The 2016 Serbian protests were a series of peaceful demonstrations that started over the demolition in Savamala and accusations of electoral fraud in 2016 elections.

== Cause of the protest ==

=== Savamala demolition ===
On election night of between 24 and 25 April 2016 around 30 people wearing balaclavas came with bulldozers and demolished private objects in Savamala, urban neighborhood in Belgrade. Police did not respond to multiple calls of people whose objects were demolished during the night, police didn't address this issue until 30 April when minister of interior Nebojša Stefanović announced that the demolition will be investigated. Buildings that were demolished were in zone of controversial Belgrade waterfront building project. This lead public to assume that demolition was carried out by the government and sparked anti-government protests. Protestors demanded resignation of top government officials involved in the demolition, government officials whose resignation was demanded by the protestors are: Mayor of Belgrade Siniša Mali, Interior Minister Nebojša Stefanović, the President of the Belgrade City Assembly, Nicholas Nikodijevic, and acting Belgrade police chief Vladimir Rebić.

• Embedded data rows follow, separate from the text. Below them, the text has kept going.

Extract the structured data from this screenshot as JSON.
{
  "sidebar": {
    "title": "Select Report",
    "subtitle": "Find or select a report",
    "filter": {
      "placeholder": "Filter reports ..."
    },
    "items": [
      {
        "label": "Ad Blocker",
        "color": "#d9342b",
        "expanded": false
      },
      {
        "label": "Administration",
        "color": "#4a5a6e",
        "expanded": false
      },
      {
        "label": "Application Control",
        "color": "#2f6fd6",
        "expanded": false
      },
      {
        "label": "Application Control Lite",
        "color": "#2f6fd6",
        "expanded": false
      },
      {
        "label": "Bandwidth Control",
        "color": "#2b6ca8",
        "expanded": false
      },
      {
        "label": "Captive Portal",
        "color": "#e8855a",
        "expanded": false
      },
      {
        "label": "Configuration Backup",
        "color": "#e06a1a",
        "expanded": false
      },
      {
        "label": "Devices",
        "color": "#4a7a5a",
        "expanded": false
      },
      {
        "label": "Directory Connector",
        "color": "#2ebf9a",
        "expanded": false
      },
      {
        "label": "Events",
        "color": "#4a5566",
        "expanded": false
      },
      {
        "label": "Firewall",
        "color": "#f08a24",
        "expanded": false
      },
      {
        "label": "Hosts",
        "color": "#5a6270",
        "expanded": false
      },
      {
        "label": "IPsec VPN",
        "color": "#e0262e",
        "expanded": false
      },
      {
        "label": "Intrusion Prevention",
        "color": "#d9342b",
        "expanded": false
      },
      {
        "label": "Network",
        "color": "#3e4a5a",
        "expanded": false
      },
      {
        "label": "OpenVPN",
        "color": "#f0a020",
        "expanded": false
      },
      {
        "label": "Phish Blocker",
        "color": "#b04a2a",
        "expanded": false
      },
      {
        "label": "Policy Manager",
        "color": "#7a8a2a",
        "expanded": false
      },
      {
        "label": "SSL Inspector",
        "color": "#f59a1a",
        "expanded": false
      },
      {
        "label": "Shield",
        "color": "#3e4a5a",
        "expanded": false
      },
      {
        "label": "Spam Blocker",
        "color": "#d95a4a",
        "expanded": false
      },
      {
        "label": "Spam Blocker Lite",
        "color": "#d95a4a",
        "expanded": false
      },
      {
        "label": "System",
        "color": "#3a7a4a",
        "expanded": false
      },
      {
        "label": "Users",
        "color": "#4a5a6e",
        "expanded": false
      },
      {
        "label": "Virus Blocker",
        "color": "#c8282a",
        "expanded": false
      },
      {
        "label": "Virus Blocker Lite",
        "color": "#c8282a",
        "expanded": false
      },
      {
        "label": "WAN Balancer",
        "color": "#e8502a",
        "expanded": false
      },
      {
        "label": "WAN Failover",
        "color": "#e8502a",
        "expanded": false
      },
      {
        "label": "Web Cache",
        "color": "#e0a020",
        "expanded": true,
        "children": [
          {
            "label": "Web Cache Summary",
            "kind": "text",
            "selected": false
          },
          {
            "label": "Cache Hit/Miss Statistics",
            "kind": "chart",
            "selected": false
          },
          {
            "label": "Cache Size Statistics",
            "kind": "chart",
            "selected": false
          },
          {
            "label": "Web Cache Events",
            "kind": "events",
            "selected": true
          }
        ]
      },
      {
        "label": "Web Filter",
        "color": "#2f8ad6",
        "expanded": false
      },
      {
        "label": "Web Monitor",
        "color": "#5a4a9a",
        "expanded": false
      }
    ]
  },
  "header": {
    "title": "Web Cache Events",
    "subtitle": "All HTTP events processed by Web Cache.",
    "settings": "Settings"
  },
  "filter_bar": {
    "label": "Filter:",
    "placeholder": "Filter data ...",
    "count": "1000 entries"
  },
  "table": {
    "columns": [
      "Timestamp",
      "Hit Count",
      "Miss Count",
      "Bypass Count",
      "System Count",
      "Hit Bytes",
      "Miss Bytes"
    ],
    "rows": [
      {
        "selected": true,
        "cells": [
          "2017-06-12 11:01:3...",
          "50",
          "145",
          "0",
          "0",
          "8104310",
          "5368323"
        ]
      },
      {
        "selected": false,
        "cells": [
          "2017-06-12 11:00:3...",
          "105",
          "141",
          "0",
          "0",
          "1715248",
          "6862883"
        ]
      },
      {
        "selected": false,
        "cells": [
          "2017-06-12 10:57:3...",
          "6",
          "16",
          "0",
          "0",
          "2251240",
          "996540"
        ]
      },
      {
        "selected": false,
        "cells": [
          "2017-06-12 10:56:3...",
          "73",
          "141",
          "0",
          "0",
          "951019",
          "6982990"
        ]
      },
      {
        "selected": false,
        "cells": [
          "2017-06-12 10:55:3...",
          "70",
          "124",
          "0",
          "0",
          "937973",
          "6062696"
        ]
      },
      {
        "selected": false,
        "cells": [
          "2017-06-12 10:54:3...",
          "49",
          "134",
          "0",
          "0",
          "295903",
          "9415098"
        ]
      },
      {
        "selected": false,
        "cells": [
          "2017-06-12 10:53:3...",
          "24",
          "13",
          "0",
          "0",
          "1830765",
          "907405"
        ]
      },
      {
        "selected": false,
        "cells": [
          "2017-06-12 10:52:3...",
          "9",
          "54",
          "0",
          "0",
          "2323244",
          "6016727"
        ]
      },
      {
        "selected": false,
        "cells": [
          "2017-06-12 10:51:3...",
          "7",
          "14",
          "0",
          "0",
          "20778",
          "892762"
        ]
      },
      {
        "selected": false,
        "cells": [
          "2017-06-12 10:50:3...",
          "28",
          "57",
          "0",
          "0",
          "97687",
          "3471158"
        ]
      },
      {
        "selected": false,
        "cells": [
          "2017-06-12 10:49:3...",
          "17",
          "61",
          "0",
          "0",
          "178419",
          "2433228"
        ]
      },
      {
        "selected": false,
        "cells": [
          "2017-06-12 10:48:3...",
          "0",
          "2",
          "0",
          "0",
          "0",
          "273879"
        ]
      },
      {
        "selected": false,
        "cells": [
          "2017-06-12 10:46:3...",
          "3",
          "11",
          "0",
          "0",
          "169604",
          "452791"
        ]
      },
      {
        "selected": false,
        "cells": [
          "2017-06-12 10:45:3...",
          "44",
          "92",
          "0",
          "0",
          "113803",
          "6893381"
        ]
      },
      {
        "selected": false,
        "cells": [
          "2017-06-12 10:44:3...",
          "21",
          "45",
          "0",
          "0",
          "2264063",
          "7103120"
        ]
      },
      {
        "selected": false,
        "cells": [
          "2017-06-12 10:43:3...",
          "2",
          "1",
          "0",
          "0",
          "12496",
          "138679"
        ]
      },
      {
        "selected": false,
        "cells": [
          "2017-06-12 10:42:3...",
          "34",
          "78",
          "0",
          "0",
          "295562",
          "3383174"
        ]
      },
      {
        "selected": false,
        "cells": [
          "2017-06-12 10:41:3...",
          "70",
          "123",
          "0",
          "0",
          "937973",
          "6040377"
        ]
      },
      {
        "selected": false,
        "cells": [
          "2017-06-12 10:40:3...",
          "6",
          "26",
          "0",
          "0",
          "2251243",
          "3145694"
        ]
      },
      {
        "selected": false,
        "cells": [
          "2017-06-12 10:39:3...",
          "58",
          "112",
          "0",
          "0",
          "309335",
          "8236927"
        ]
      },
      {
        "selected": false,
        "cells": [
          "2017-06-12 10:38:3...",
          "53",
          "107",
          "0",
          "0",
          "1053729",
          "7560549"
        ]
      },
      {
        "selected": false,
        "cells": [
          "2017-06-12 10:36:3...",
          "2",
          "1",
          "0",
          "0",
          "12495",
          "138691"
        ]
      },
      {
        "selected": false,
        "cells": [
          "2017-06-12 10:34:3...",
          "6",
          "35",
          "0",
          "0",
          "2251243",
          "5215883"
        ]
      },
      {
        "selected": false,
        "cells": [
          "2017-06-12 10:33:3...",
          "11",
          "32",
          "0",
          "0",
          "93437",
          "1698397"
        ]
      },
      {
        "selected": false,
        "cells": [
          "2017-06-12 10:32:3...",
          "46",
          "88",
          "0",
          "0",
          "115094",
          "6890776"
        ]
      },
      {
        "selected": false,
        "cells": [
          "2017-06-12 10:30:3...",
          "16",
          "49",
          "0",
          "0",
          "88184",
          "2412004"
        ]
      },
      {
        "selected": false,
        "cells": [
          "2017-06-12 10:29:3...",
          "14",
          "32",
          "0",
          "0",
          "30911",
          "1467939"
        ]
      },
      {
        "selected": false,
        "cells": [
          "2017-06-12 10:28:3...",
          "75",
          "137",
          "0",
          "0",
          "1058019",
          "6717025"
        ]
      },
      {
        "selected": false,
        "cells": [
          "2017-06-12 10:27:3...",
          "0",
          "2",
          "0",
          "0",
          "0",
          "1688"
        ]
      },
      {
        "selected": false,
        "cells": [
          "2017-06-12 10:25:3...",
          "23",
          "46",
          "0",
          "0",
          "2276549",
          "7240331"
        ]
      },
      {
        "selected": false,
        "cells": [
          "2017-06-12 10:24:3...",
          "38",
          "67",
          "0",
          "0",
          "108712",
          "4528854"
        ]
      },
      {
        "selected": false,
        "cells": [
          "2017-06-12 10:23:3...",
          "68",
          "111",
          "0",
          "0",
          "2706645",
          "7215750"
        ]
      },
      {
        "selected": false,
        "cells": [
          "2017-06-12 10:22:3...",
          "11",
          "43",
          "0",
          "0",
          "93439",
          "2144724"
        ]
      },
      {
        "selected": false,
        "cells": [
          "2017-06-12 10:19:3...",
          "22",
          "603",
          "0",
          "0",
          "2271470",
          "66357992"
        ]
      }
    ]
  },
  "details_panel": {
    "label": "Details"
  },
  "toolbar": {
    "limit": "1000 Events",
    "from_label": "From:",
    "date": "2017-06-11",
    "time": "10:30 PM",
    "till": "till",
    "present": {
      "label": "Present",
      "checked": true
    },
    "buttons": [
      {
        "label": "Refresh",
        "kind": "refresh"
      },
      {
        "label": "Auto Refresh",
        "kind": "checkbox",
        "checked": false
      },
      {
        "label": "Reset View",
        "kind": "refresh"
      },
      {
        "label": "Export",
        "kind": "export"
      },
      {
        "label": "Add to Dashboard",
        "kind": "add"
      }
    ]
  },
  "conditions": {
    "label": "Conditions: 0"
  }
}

=== Alleged fraud in parliamentary elections ===

Opposition parties have accused ruling Serbian Progressive Party of electoral fraud in 2016 parliamentary elections. They claimed that ruling party made votes of people who died, and that not all votes for opposition have been counted.

=== Death of Slobodan Tanasković ===
Slobodan Tanasković was a guard of one of the objects on the night of demolition of Savamala. His personal documents were taken from him by the men in balaclavas and he was threatened with death on that night. According to his friends he was taken to the hospital in pre-infarction state. He later died in the hospital but the cause of dead wasn't revealed. Minister of Health Zlatibor Lončar announced that no harm was done to Slobodan after accusations that doctors didn't treat him well on purpose because he was one of the key witnesses.

== Timeline ==

=== April ===
On 30 April first protest is organized by main opposition parties whose leaders gave speeches on the protests. Sanda Rašković Ivić, leader of Democratic Party of Serbia said that with Vučić in power Serbia is slowly becoming like North Korea. Protest was attended by few thousands, police did not give an official estimate.

=== May ===

On 11 May, civic movement Do not let Belgrade d(r)own organized the protest which was also attended by the opposition leaders. Protestors demanded resignation of government officials that have been accused of organizing the demolition of Savamala. Those being: Mayor of Belgrade Siniša Mali, Interior Minister Nebojša Stefanović, the President of the Belgrade City Assembly, Nicholas Nikodijevic, and acting Belgrade police chief Vladimir Rebić.

On 14 May, Democratic Party of Serbia organized protests, they like Do not let Belgrade d(r)own, demanded explanation who were people in balaclavas who demolished Savamala, and who sent them.

On 25 May, civic movement Do not let Belgrade d(r)own again organized protest, spokesperson of the movement Dobrica Veselinović said that they won't work together with opposition leaders despite them showing up on their protests. Protestors also demanded clarification on death of guard from Savamala, Slobodan Tanasković who died in a hospital.

=== June ===
On 15 June, few anti-government organizations staged a protest in Novi Sad because of change of general director of Radio Television of Vojvodina who was considered politically independent with one placed by the ruling party. This protest was also attended by anti-government organizations from Belgrade.

On 25 June largest Do not let Belgrade d(r)own protest has been held in Belgrade with more than 25,000 people attending, as they walked through the city they were greeted by many people from their balconies and windows. They were met by few counter-protestors.

=== July ===
On 18 July protestors tried to give termination of employment to Siniša Mali this led to a minor confrontation with the police in which one policeman was lightly injured. Siniša Mali said that he is being threatened and he sued one of the protestors who allegedly attacked and injured a police officer. This was last major protest in 2016, the protests started again after Vučić's victory in presidential election in 2017.